Steady-state, ex vivo etc. - (Aug/10/2015 )
Hi,
I am looking for the proper term that would describe condition when I measure situation (expression of mRNA, production of proteins, etc.) e.g. in peripheral blood specimen or other tissue biopted (gained from biopsy). I think it is not "in vivo", but it is believed to mirror the real in vivo situation in the body. I used to use the therm "ex vivo" but I was told this is not correct, and another colleague adviced me to use the term "steady-state" which is hard to even translate and understand for me. Would anyone help me please?
Thanks,
Paja
Ex-vivo isn't the proper term as this is usually considered to be where you take a sample from an individual and then grow it (e.g. growing biopsy samples to create a cell line). Steady-state wouldn't apply either, as this would mean an unchanging condition. The term you are looking for isn't covered by the commonly used terms, so there might not be a short way of covering it without explanation.
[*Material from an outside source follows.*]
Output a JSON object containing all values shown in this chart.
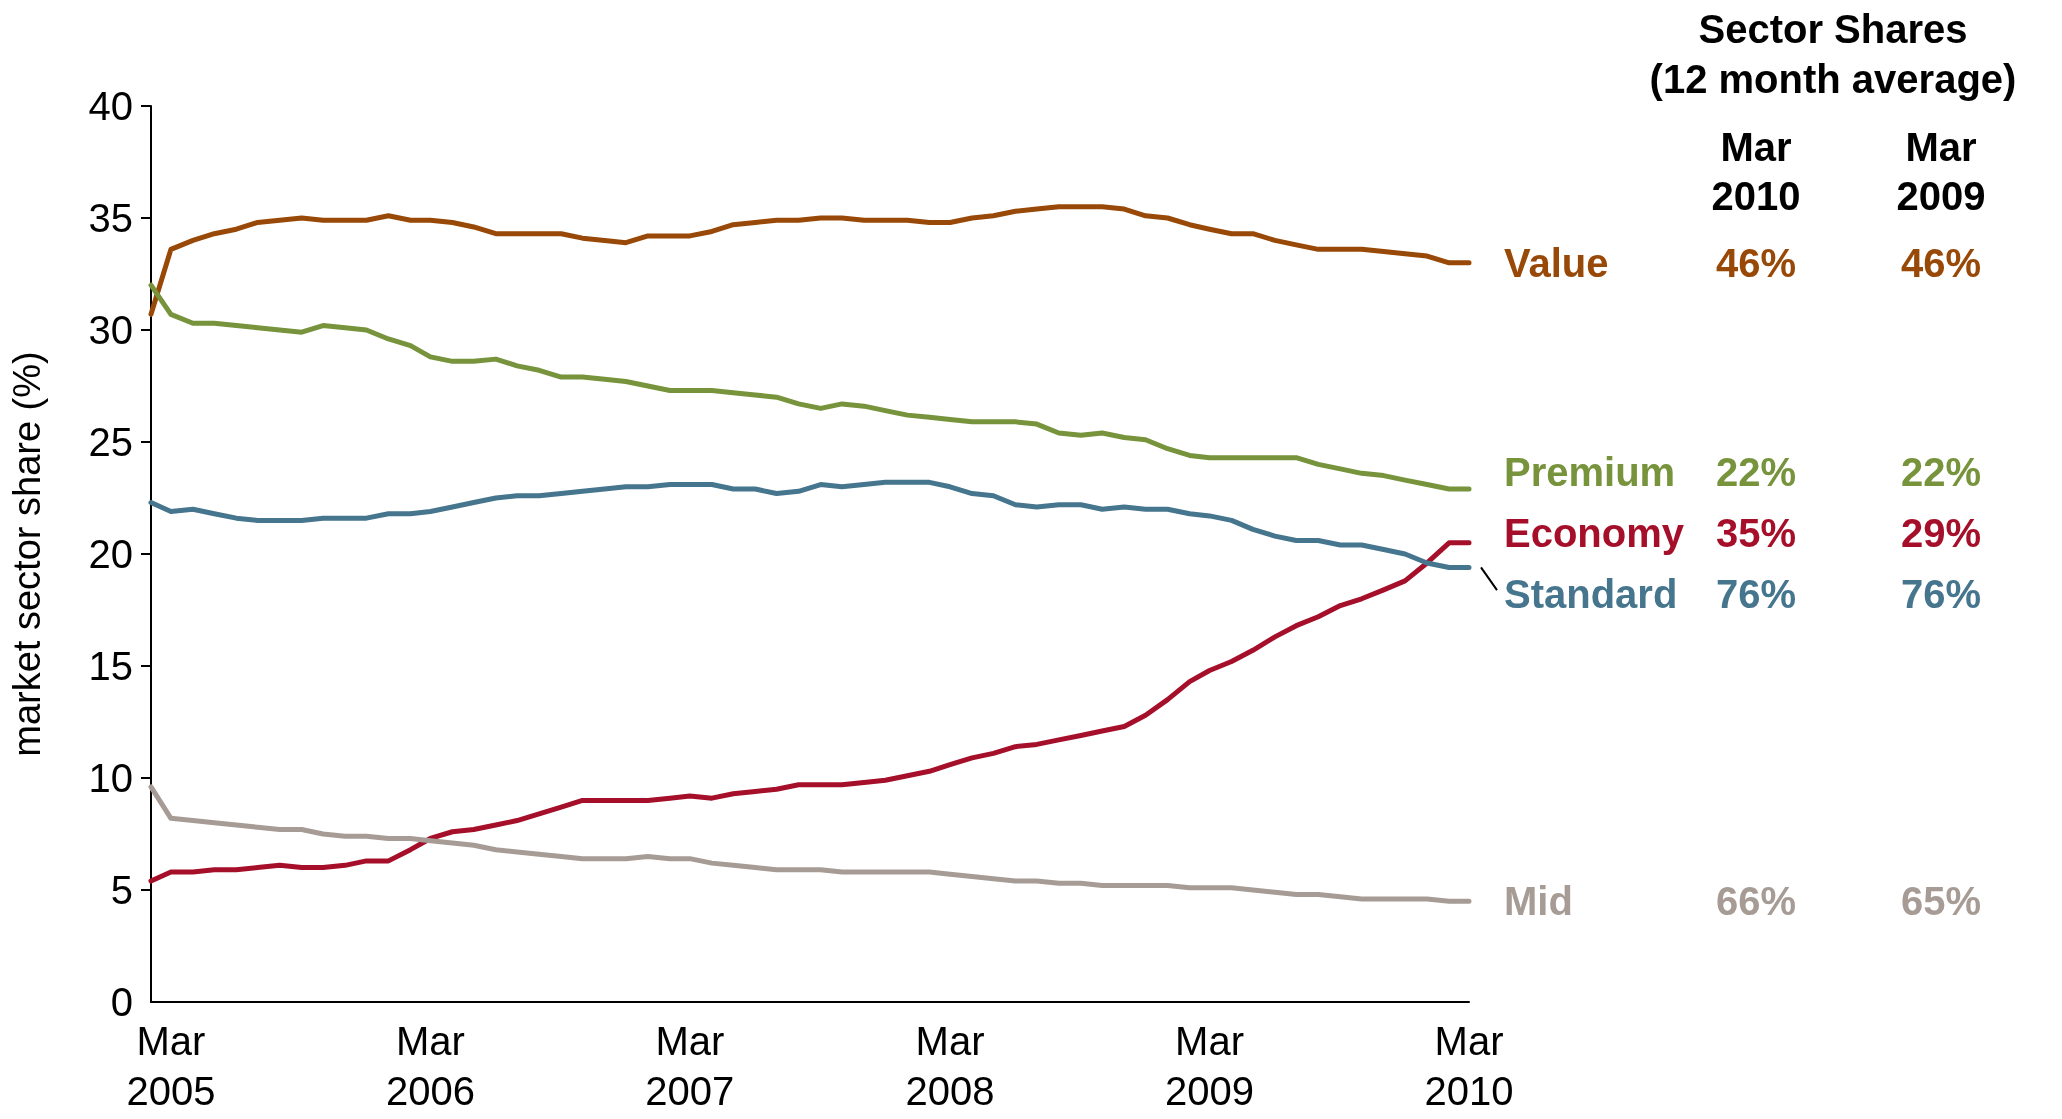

However, the experiments you are performing on the samples are in-vitro experiments, which you could use if you said something like this: "In-vitro experiments were performed on samples taken from patient biopsies."
bob1 on Mon Aug 10 20:52:44 2015 said:
Ex-vivo isn't the proper term as this is usually considered to be where you take a sample from an individual and then grow it (e.g. growing biopsy samples to create a cell line). Steady-state wouldn't apply either, as this would mean an unchanging condition. The term you are looking for isn't covered by the commonly used terms, so there might not be a short way of covering it without explanation.
However, the experiments you are performing on the samples are in-vitro experiments, which you could use if you said something like this: "In-vitro experiments were performed on samples taken from patient biopsies."
Hi Bob,
Thank you very much for your reply. Nevertheless, I do not think the term in vitro suits my needs, because I do quantification of mRNA from blood cells directly gained from blood specimen, and simultaneously, part of the blood cell I do culture first and study effect of various stimulating factors - this one is in vitro for sure. I need to distinguish the measuring mRNA in blood cells immediately after blood collection/RNA isolation, from the RNA quantification after several days cultivation of those cells in Petri dish under some experimental condition...
In that case you could use "In vitro experiments were performed on samples taken from patient biopsies and on samples cultivated ex-vivo from the same biopsies."